With everything deployed, I opened the site, selected “Cloud” mode, typed a question, and hit Ask. A CORS error. Of course.

The first problem was embarrassingly simple: the Worker URL in my frontend JavaScript still had a placeholder account_id in it instead of my actual Cloudflare subdomain. After fixing that, I found the real URL but noticed the workers.dev route was showing as “disabled” in the Cloudflare dashboard. I enabled it manually and tried again.

It worked! Briefly. The next Terraform deployment disabled the route again, and I was back to CORS errors. But this time the browser was hiding the real problem. The error message said:

Cross-Origin Request Blocked: The Same Origin Policy disallows reading
the remote resource. (Reason: CORS header 'Access-Control-Allow-Origin'
missing). Status code: 404.

The critical detail was hiding at the end: Status code: 404. The browser was reporting it as a CORS error because the 404 response lacked CORS headers, but the actual problem was that the Worker wasn’t serving traffic at all. A curl to the endpoint confirmed it: Cloudflare was returning error code 1042, which means the worker’s route is disabled.

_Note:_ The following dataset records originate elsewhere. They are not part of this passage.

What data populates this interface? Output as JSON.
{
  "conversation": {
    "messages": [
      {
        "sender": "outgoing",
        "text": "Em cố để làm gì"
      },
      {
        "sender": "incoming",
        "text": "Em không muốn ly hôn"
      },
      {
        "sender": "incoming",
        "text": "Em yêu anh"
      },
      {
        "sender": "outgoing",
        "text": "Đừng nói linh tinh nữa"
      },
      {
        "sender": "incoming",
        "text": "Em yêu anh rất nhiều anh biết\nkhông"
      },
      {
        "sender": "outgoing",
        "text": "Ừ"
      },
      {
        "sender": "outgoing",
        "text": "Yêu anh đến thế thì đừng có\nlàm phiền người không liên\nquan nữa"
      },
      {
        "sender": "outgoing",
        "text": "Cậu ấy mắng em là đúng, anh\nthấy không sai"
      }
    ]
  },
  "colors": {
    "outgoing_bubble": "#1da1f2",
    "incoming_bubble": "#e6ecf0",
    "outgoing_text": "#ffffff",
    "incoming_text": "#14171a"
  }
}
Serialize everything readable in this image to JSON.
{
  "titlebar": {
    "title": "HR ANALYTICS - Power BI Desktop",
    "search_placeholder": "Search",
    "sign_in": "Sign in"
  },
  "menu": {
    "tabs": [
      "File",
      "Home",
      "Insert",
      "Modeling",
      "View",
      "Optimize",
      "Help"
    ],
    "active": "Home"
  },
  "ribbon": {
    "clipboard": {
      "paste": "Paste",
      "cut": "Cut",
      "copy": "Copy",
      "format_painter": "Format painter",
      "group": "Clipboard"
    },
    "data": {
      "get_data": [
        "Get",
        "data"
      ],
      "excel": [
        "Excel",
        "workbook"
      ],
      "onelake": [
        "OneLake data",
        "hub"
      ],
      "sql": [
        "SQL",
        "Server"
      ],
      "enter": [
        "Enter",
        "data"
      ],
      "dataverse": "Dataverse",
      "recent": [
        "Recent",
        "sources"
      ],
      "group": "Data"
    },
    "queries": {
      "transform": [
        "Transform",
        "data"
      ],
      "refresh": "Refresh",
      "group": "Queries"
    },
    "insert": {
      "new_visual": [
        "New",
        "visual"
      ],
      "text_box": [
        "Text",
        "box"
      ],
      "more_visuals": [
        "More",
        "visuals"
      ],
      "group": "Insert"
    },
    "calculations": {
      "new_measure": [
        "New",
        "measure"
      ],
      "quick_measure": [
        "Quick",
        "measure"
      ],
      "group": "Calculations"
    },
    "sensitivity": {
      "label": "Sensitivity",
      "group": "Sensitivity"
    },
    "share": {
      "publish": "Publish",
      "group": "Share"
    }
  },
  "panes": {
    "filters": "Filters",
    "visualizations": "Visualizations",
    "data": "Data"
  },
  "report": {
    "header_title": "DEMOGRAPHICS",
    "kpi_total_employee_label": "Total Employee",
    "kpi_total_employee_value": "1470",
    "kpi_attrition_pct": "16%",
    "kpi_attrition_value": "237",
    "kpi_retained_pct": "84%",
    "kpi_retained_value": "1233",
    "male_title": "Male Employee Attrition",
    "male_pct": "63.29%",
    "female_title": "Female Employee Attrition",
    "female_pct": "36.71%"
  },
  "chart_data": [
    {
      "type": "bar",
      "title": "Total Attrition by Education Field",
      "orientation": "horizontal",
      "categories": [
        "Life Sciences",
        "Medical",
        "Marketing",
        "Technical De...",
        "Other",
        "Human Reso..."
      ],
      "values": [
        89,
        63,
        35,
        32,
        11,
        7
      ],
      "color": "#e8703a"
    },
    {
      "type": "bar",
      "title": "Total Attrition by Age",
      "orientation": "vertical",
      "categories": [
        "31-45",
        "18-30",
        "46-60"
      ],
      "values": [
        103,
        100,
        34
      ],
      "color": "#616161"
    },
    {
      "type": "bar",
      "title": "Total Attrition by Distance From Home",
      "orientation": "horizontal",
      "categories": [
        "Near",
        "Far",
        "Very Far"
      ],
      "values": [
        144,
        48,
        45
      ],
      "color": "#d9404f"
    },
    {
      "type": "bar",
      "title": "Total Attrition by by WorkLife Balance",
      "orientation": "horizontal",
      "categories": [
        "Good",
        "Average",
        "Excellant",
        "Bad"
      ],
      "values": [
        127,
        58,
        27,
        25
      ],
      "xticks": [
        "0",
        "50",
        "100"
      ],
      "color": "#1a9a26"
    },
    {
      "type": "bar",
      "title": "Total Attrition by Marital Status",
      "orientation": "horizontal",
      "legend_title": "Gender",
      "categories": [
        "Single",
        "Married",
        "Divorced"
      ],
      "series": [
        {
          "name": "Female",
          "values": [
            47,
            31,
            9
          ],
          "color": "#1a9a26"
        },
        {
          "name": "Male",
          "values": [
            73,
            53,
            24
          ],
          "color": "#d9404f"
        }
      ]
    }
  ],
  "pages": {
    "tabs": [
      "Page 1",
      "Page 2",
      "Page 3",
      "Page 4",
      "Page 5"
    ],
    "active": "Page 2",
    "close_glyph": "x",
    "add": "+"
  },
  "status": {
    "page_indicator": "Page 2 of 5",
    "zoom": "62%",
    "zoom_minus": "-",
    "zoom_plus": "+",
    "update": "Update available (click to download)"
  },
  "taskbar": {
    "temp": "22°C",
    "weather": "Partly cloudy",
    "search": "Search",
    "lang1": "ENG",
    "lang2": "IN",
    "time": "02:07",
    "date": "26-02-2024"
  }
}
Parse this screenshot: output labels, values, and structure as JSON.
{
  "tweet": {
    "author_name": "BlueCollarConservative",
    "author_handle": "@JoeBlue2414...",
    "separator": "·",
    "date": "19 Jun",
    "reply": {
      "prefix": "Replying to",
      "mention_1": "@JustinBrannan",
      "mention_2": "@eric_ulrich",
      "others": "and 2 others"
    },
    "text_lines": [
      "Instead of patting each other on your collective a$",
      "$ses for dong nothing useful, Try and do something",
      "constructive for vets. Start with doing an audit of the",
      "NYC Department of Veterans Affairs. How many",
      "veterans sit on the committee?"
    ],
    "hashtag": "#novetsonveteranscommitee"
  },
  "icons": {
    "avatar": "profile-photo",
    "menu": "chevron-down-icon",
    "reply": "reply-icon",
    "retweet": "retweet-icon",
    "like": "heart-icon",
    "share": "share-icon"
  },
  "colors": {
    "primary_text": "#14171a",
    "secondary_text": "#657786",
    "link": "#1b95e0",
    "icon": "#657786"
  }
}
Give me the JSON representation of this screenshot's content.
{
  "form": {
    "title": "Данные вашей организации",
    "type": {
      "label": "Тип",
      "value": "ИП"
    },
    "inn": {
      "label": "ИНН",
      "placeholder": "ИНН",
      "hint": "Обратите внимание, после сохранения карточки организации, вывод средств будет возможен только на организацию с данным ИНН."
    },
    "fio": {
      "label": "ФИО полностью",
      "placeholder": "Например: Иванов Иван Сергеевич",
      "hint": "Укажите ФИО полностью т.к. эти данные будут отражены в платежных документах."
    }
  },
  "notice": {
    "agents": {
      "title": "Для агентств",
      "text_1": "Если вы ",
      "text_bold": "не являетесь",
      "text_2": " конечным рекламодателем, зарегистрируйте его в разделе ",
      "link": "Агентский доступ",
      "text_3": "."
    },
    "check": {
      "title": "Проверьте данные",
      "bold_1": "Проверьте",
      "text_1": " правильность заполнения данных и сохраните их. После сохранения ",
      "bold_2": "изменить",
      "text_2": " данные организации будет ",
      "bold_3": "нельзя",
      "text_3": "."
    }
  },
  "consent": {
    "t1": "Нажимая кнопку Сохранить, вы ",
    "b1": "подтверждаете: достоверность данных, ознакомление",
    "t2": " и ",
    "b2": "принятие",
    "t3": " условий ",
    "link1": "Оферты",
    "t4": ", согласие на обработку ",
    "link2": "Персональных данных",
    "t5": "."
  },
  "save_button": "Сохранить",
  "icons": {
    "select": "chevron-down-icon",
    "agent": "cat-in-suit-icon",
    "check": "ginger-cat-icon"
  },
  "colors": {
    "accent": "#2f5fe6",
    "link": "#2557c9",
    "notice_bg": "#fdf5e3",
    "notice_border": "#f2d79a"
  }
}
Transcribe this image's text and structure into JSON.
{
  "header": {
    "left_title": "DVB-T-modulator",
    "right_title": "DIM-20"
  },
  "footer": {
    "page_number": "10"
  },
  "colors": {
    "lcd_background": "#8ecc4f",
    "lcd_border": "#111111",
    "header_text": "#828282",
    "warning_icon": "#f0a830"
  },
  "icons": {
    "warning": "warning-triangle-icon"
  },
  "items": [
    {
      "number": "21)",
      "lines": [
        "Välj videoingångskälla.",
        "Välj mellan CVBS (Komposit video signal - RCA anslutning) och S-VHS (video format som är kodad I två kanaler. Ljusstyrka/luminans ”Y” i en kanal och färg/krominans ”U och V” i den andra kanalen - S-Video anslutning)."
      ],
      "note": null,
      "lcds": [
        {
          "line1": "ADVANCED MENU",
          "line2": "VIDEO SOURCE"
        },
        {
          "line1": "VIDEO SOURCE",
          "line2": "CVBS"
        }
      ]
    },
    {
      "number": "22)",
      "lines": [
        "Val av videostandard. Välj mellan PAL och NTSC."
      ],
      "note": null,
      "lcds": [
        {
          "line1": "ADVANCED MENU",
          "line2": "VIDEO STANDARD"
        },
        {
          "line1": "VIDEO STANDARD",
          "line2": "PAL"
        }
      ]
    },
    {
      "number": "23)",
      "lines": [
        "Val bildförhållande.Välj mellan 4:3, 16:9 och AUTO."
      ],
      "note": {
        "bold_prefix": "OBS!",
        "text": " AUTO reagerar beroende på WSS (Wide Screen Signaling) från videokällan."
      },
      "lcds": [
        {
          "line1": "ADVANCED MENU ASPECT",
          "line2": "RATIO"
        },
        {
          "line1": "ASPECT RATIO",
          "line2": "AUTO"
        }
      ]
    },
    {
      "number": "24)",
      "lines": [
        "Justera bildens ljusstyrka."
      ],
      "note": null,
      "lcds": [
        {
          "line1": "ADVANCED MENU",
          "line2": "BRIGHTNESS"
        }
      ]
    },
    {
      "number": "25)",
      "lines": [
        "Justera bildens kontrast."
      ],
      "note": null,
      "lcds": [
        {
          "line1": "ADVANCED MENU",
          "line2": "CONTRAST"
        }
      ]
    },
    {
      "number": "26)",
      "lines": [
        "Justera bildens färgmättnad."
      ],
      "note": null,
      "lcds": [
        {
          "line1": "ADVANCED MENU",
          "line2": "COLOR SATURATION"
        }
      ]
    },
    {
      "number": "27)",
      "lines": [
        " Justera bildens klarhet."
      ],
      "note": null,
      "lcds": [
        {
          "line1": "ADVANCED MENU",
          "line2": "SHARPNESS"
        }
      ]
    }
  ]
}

The permanent fix was adding a cloudflare_workers_script_subdomain Terraform resource with enabled = true. Now every deployment keeps the route active automatically, no more manual toggling in the dashboard.

The Result

It works! Selecting “Cloud (Llama 3.1 8B)” from the dropdown sends the question to the Cloudflare Worker, which returns a coherent, contextual answer. Compared to distilgpt2’s “What is an Maze? Question: What does an Maz?”, the cloud mode produces actual sentences that reference actual content from my blog posts.

The toggle UI lets visitors choose their experience: in-browser for the privacy-conscious (or the curious), cloud for anyone who wants a real answer. Both modes use the same chunking strategy and the same embedding pipeline, just different models at each stage.